Pepita: Takehiko Inoue Meets Gaudí
- Cover of the English edition, featuring an illustration by Inoue of Gaudí as a boy
- Author: Takehiko Inoue
- Original title: pepita 井上雄彦 meets ガウディ
- Translator: Emi Louie-Nishikawa
- Language: English
- Genre: Travel memoir, Biography
- Publisher: Viz Media
- Publication date: 2013
- Publication place: Japan
- Media type: Print (hardcover)
- Pages: 108
- ISBN: 978-1421552743

= Pepita: Takehiko Inoue Meets Gaudí =

2013 travel memoir by Takehiko Inoue

Pepita: Takehiko Inoue Meets Gaudí (pepita 井上雄彦 meets ガウディ) is a 2013 illustrated biographical travel memoir by Japanese manga artist Takehiko Inoue on the life and work of the Catalan Modernist architect Antoni Gaudí.

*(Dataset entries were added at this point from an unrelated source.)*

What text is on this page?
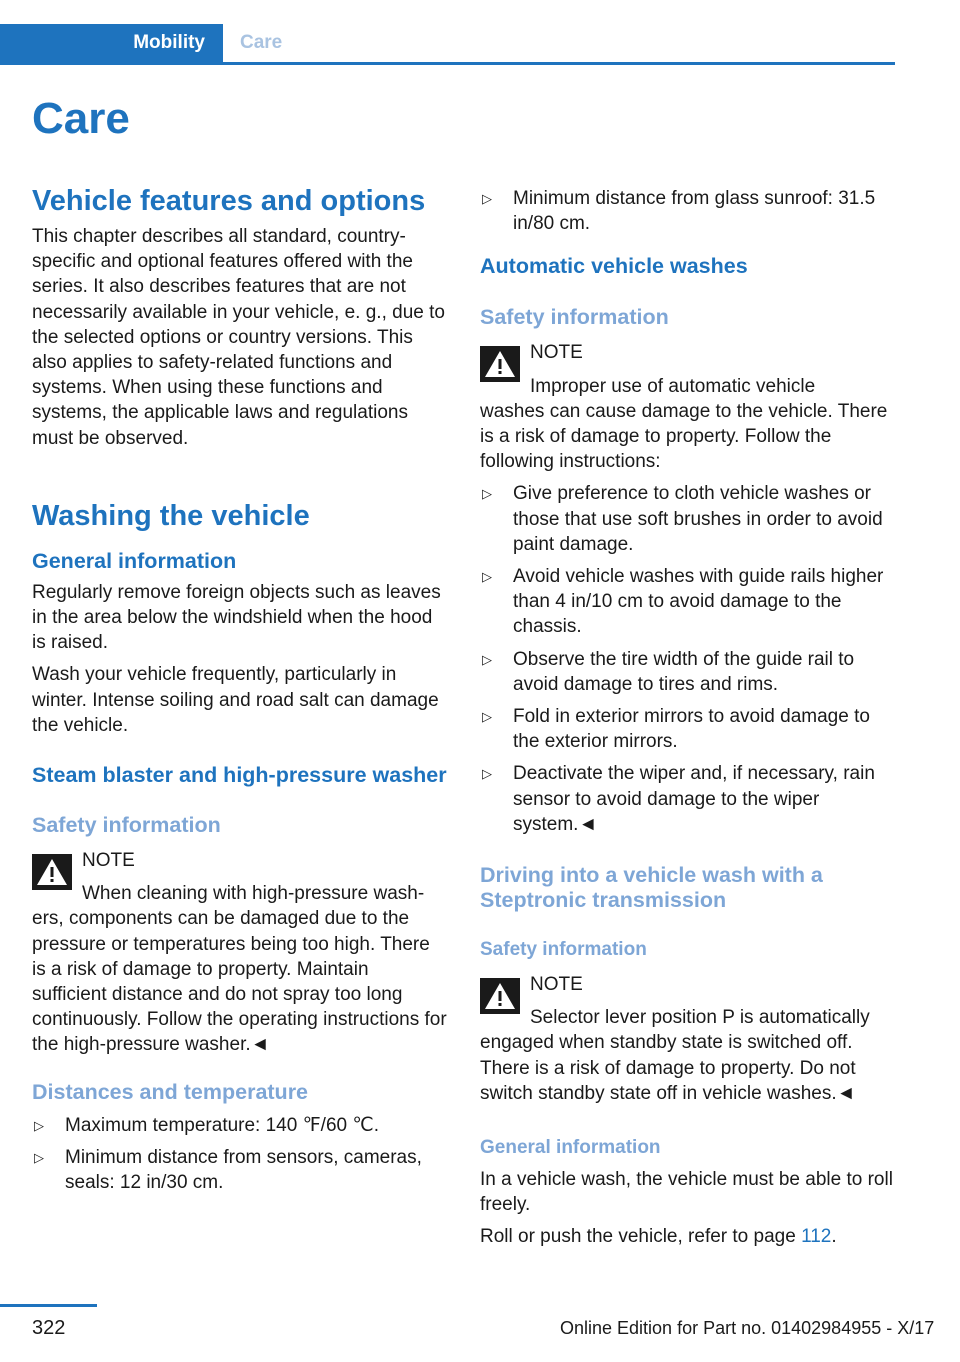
Mobility	Care
Care
Vehicle features and options

This chapter describes all standard, country-specific and optional features offered with the series. It also describes features that are not necessarily available in your vehicle, e. g., due to the selected options or country versions. This also applies to safety-related functions and systems. When using these functions and systems, the applicable laws and regulations must be observed.

Washing the vehicle
General information

Regularly remove foreign objects such as leaves in the area below the windshield when the hood is raised.

Wash your vehicle frequently, particularly in winter. Intense soiling and road salt can damage the vehicle.

Steam blaster and high-pressure washer
Safety information
NOTE
When cleaning with high-pressure wash-

ers, components can be damaged due to the pressure or temperatures being too high. There is a risk of damage to property. Maintain sufficient distance and do not spray too long continuously. Follow the operating instructions for the high-pressure washer.◄

Distances and temperature
▷ Maximum temperature: 140 ℉/60 ℃.
▷ Minimum distance from sensors, cameras, seals: 12 in/30 cm.
▷ Minimum distance from glass sunroof: 31.5 in/80 cm.
Automatic vehicle washes
Safety information
NOTE
Improper use of automatic vehicle

washes can cause damage to the vehicle. There is a risk of damage to property. Follow the following instructions:

▷ Give preference to cloth vehicle washes or those that use soft brushes in order to avoid paint damage.
▷ Avoid vehicle washes with guide rails higher than 4 in/10 cm to avoid damage to the chassis.
▷ Observe the tire width of the guide rail to avoid damage to tires and rims.
▷ Fold in exterior mirrors to avoid damage to the exterior mirrors.
▷ Deactivate the wiper and, if necessary, rain sensor to avoid damage to the wiper system.◄
Driving into a vehicle wash with a Steptronic transmission
Safety information
NOTE
Selector lever position P is automatically

engaged when standby state is switched off. There is a risk of damage to property. Do not switch standby state off in vehicle washes.◄

General information

In a vehicle wash, the vehicle must be able to roll freely.

Roll or push the vehicle, refer to page 112.

322	Online Edition for Part no. 01402984955 - X/17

The work details Inoue's thoughts and travels in Catalonia as he explores the homes and architecture of Gaudí and speaks with experts on the architect's life.

==Background==
In 1992, when Inoue was traveling in Spain to watch the United States "Dream Team" compete in the Barcelona Olympics. While there, he visited some of Gaudí's main buildings, and felt overwhelmed at the sight of the Sagrada Familia.

==Content==
Twenty years after his first visit, Inoue was invited by Nikkei BP to revisit Barcelona accompanied by experts, including architect Tanaka Hiroya, in order to explore Gaudí's life, creative process, and the idea of genius. During the trip, Inoue also held long conversations with the sculptors, carvers, and other craftsmen involved in finishing the Sagrada Familia. Inoue made a third trip to Catalonia, visiting the rural land where Gaudí grew up and was first afflicted with arthritis.

Inoue notes the visual similarities between the Montserrat and some of Gaudí's modernist shapes, beginning the book with the mountain's natural beauty before moving on to Gaudí's respect for nature, family of craftsmen, later life, and legacy.